Second, I found a place to live and in doing so, I sacrificed pretty much everything on my Want list, but I seem to be okay with it for now. I can't believe that I'm going to be living in a 300 sq ft studio for the next while, but I'm trying to concentrate on the good things. Cheap rent (and cheaper to heat and cool). Hardwood floors. Nine foot ceilings. I can paint the walls if I want (which I might, even if I only live there a couple months, because it's currently painted a hideous shade of blue--and I even like blue...) Gorgeous tile-work in the bathroom (even though it doesn't have a bathtub, which is a drawback). Walking distance to school (which means I don't have to pay a fortune to park AND it'll be good for my figure). The kitchen is nice, but it's not made for a cook (which I am). I'm already mourning the loss of my washer and dryer and I'm harboring the hope that someday, someday, I'll be able to have a washer and dryer of my own again. The good news is that I can move between apartments as they come available, so I'm hoping to make do with the studio for a couple of months until the apartment I would be happier in comes available (maybe January). It's a one-bedroom and it's laid out better than some of the other apartments I could move into.
But this also means that a lot of what's in my two-bedroom apartment right now will NOT fit in my new place, so I'm going to buy some different colors of duct tape tomorrow to label that which is going to Lincoln and that which will go up north with Dad until I have space for it. I've never lived in a studio before, but I think as long as I keep thinking "dorm room," rather than "house," I'll have a better time trying to get things in there. All the books will be going in there, because I can't survive without my books. All my Mason jars and canning stuff will be going north, which hurts, but I can survive (maybe) without canned food for the winter. We'll see, I guess. But the bottom line is that I like the Scamp, so my love of small spaces should translate here. It's just going to take a different way of thinking and I'm okay with that.

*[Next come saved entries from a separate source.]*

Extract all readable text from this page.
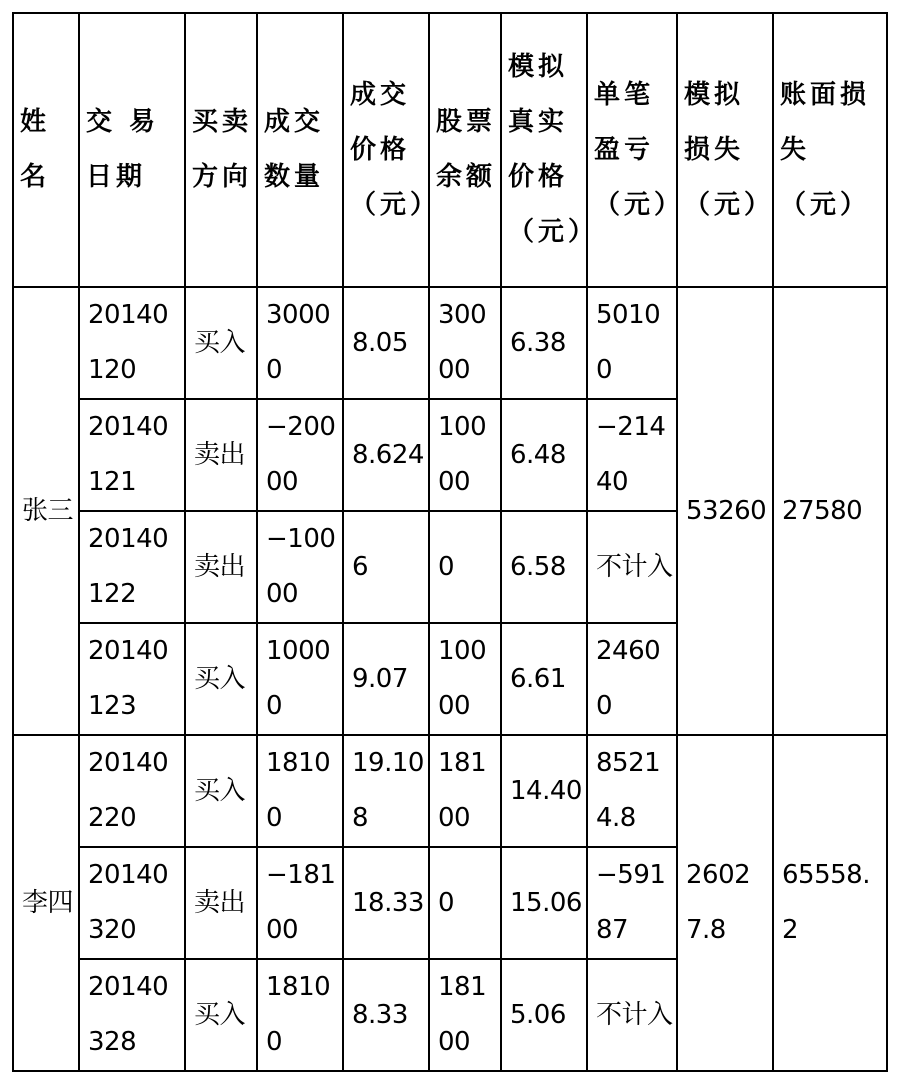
姓名	交 易日期	买卖方向	成交数量	成交价格（元）	股票余额	模拟真实价格（元）	单笔盈亏（元）	模拟损失（元）	账面损失（元）
张三	20140120	买入	30000	8.05	30000	6.38	50100	53260	27580
	20140121	卖出	−20000	8.624	10000	6.48	−21440		
	20140122	卖出	−10000	6	0	6.58	不计入		
	20140123	买入	10000	9.07	10000	6.61	24600		
李四	20140220	买入	18100	19.108	18100	14.40	85214.8	26027.8	65558.2
	20140320	卖出	−18100	18.33	0	15.06	−59187		
	20140328	买入	18100	8.33	18100	5.06	不计入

The other sacrifice I had to make was the Scamp itself. As I mentioned before, it's going up north to stay at my grandparents' for the next few years and the camping I do will be up north. Could be worse. But I did leave it in Lincoln for the next week, parked in my very nice landlord's off-street parking space, and I was surprised how much it felt like I was leaving my child for the first time with a babysitter who wasn't a relative.
So, I've got eight days left in BG and I don't like that I'm down to single-digits. But Dad had sent down a zillion boxes with Mom, who transferred them to my Jeep, and I should have enough boxes now to pack up the rest of my stuff. Whew. Almost there.